About Francis Huster
Francis Huster is an acclaimed actor, known for his many powerful performances on stage and screen. Possessing dark good looks and a natural charisma, Huster has performed in a variety of roles both dramatic and comedic, from classic heroes to amiable sidekicks. A longtime member of the Comédie Française, Huster founded the theater troupe Compagnie Francis Huster, which has included the actors Clotilde Courau and Olivier Martinez, among others. Huster has been seen by American audiences in The Dinner Game (Le dîner de cons), the original French film that inspired the 2010 U.S. remake, Dinner for Schmucks. Huster is also a playwright, screenwriter, and director, and worked with Jean-Paul Belmondo in his recent 2008 film A Man and His Dog (Un homme et son chien). In 2010, Huster was appointed director of the national theater group Les Tréteaux de France by French Minister of Culture Frédéric Mittérand. An expert on the French Algerian author Albert Camus, Huster was awarded the prestigious Prix du Brigadier for adapting, directing and performing in his one-man-show based on Camus' novel The Plague (La Peste).

About Albert Camus
Albert Camus grew up in Algiers, the son of Lucien Camus, an agricultural worker who died in the First World War, and Catherine Sintes, a young servant of Spanish origin.
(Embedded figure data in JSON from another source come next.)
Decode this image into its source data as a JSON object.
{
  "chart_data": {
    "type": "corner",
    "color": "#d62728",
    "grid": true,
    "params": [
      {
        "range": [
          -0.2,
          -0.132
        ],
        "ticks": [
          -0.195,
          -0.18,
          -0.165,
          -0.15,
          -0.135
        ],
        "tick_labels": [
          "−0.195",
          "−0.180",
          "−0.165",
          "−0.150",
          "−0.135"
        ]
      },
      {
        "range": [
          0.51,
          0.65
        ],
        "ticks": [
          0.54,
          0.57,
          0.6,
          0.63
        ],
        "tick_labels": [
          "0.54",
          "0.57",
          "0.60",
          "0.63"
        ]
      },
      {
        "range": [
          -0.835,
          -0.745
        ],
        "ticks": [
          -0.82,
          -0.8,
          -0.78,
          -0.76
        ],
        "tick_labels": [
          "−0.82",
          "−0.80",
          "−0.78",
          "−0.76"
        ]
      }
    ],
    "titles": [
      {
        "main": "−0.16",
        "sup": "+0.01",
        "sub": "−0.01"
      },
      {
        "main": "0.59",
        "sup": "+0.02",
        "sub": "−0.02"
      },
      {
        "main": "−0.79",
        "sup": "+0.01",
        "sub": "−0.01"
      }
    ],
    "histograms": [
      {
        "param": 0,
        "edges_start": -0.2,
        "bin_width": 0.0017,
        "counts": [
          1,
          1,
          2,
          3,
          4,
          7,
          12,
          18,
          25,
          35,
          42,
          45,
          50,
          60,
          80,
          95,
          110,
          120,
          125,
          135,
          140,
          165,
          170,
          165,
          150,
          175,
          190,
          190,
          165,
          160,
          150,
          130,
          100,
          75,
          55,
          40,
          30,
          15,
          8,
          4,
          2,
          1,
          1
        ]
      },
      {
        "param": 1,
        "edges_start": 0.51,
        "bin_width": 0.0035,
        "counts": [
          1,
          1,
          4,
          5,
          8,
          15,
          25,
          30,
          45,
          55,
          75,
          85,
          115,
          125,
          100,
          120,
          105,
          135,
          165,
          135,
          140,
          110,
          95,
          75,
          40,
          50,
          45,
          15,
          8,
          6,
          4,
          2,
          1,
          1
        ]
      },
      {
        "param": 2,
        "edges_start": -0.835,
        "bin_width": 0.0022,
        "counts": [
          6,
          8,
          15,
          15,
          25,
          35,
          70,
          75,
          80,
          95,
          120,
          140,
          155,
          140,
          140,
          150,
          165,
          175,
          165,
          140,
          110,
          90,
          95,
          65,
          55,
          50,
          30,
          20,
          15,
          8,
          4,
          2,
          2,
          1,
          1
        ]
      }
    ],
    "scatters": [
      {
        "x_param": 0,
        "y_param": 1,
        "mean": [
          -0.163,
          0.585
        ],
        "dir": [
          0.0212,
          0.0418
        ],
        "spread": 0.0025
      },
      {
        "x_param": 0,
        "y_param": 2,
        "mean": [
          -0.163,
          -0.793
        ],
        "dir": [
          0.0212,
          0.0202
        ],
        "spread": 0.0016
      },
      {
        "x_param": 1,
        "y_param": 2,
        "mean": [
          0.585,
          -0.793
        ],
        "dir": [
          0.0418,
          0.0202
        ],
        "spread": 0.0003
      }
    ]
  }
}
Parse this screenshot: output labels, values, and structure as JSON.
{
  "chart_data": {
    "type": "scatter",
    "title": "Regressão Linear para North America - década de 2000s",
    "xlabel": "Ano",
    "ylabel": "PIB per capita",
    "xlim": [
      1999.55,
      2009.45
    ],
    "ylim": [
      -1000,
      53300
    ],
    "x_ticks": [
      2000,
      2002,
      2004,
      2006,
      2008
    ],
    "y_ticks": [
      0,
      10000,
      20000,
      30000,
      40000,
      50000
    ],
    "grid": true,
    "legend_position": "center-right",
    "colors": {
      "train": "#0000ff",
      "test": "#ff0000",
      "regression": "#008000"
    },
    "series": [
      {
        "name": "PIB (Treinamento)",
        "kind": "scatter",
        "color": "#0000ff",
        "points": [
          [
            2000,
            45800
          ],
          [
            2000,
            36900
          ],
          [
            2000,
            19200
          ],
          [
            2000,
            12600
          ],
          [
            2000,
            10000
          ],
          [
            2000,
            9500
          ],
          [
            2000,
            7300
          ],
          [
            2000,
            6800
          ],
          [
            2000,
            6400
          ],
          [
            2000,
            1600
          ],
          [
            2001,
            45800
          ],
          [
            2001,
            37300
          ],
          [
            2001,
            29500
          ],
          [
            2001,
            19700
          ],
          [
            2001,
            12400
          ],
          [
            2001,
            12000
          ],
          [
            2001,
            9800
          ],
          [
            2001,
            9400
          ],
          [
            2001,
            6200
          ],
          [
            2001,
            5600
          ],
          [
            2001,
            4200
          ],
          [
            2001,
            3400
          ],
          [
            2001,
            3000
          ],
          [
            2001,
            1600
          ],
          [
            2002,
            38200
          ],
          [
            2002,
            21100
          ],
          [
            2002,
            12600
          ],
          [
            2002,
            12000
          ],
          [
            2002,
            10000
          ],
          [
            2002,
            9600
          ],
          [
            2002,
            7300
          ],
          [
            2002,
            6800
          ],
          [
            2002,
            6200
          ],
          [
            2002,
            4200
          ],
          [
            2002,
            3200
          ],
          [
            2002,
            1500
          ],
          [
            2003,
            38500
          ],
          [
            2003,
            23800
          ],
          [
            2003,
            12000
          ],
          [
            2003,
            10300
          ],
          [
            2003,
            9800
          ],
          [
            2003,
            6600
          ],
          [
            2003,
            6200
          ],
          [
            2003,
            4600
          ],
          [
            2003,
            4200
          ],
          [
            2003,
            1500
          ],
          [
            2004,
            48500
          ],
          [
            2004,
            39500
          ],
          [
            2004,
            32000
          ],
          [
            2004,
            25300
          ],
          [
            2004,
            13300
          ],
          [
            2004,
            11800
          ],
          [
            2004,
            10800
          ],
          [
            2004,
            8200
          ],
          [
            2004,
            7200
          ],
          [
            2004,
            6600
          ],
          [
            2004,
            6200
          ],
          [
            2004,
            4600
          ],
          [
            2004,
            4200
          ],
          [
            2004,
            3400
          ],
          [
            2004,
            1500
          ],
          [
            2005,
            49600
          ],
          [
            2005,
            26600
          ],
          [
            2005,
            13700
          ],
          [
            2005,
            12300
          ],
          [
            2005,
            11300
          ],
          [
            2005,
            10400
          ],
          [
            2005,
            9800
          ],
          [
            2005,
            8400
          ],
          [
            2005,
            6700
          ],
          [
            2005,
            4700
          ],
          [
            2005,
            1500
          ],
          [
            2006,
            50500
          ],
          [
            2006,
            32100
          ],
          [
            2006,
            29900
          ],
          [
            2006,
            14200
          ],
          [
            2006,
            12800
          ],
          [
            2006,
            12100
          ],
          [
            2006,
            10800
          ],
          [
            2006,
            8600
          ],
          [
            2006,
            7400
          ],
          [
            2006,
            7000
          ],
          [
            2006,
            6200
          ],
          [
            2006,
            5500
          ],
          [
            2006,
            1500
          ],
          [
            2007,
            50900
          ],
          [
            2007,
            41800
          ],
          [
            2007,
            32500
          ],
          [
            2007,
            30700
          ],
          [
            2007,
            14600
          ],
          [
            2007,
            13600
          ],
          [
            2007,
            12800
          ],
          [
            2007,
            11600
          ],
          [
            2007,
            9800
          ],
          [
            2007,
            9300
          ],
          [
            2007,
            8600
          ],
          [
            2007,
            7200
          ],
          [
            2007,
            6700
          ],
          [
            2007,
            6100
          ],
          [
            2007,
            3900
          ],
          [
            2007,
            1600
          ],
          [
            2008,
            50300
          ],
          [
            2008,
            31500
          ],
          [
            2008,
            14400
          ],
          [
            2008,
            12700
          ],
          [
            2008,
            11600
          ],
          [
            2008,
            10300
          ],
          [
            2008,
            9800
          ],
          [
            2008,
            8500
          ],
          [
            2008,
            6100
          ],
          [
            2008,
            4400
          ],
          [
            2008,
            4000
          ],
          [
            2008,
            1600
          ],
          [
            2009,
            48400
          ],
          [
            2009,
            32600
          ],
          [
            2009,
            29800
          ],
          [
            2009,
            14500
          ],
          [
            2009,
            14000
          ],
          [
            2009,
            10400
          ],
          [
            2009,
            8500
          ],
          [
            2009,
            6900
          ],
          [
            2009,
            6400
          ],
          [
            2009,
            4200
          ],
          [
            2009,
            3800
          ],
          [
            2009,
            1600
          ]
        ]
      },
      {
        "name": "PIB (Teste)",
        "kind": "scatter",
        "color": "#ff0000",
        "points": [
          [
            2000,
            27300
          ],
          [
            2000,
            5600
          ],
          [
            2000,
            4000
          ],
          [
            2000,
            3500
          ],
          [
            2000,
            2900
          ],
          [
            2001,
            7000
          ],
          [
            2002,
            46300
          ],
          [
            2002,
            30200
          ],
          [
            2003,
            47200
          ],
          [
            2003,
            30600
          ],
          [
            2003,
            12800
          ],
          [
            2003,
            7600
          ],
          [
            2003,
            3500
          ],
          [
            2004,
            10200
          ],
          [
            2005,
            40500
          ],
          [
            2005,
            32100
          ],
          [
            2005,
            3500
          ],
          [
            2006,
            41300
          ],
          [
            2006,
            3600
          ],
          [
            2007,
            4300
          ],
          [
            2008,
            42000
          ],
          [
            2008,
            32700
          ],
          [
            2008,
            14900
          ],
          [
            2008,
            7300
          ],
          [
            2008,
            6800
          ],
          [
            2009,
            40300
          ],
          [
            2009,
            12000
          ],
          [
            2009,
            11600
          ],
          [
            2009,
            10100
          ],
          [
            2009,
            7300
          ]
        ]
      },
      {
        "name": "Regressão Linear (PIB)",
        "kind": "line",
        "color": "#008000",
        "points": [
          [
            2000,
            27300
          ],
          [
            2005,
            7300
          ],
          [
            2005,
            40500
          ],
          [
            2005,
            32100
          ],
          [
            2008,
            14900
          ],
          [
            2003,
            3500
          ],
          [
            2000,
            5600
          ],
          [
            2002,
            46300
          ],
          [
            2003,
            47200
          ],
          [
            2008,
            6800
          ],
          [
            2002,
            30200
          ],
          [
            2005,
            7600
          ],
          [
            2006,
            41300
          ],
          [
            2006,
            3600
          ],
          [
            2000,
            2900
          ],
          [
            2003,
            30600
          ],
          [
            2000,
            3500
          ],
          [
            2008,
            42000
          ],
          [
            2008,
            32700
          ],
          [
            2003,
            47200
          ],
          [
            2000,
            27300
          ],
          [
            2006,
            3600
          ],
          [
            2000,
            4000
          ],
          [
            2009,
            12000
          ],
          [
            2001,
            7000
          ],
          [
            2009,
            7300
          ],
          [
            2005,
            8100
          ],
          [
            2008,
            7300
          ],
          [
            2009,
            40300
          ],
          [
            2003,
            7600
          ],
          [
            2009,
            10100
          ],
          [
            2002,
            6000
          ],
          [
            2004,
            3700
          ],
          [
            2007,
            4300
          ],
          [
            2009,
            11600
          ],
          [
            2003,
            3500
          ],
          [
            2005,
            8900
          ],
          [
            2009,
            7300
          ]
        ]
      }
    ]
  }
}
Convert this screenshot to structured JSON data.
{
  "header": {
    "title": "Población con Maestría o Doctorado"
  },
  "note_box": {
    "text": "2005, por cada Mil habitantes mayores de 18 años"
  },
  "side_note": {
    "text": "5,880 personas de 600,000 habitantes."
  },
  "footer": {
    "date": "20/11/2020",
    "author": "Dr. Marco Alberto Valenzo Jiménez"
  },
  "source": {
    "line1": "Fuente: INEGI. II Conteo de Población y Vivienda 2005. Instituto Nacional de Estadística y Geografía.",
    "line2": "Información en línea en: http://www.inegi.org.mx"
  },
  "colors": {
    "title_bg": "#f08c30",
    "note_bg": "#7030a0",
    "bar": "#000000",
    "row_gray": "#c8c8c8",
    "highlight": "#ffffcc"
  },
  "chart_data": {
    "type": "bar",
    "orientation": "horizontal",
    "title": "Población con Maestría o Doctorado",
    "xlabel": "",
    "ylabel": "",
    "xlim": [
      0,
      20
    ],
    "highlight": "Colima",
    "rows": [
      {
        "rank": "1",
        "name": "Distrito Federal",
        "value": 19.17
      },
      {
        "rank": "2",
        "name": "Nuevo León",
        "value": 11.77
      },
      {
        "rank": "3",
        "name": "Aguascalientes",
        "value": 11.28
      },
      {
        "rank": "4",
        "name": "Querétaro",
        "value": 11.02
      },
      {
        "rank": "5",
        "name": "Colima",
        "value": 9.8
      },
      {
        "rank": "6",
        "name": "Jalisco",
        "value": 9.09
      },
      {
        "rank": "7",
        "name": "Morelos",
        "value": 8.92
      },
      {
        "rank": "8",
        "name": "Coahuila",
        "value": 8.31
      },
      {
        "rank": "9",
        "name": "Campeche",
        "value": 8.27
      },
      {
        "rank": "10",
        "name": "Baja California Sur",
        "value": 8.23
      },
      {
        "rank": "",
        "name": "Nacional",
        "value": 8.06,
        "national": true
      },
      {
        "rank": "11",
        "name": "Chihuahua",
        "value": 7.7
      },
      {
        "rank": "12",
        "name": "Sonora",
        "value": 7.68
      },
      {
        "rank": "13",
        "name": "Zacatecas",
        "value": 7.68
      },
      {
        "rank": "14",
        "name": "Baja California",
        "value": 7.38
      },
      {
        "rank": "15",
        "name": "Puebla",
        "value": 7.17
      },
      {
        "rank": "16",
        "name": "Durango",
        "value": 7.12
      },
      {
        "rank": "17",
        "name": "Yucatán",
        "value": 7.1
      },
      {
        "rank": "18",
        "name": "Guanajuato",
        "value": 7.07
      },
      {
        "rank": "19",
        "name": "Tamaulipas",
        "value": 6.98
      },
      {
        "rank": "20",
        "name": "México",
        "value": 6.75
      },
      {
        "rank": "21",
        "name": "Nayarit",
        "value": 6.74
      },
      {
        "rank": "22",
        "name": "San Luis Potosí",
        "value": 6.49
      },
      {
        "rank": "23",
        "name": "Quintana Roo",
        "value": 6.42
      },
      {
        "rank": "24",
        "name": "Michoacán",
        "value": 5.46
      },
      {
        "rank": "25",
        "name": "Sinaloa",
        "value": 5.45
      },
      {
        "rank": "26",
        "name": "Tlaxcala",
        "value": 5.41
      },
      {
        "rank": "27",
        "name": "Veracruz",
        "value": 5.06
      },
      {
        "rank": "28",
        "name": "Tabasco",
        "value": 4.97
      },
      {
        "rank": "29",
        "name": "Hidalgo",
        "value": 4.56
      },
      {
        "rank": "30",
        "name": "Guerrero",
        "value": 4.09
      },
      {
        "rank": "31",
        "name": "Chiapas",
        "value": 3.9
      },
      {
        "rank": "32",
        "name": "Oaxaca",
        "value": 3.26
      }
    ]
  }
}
After obtaining his baccalaureate in 1932, he studied philosophy. Camus then went into journalism, writing for the newspaper Alger Républicain, where his articles attracted interest. Later, he moved to Paris, and was hired by Paris Soir. During those years, Camus' novel The Stranger was published. In 1999, it was ranked at the top of a list of the 100 best books of the 20th century. In 1936, Camus founded the Théâtre du Travail and together with three close friends wrote Révolte dans les Asturies, a play that was banned. At the start of World War II, he joined a resistance movement in Paris along with Jean-Paul Sartre, with whom he grew close. After the liberation of Paris, he became editor-in-chief of the newspaper Combat. La Peste was published in 1947 and found immediate success. Camus' works, articulated around the themes of the absurd and revolt, are inseparable from his public stances on Francoism, Communism, and Algeria's quest for independence. Passionate about theater, Camus also adapted to the stage Faulkner's Requiem for a Nun. He was awarded the Nobel Prize for Literature in 1957 "for his important literary production, which with clear-sighted earnestness illuminates the problems of the human conscience in our times." Three years later, Camus died in a tragic car accident.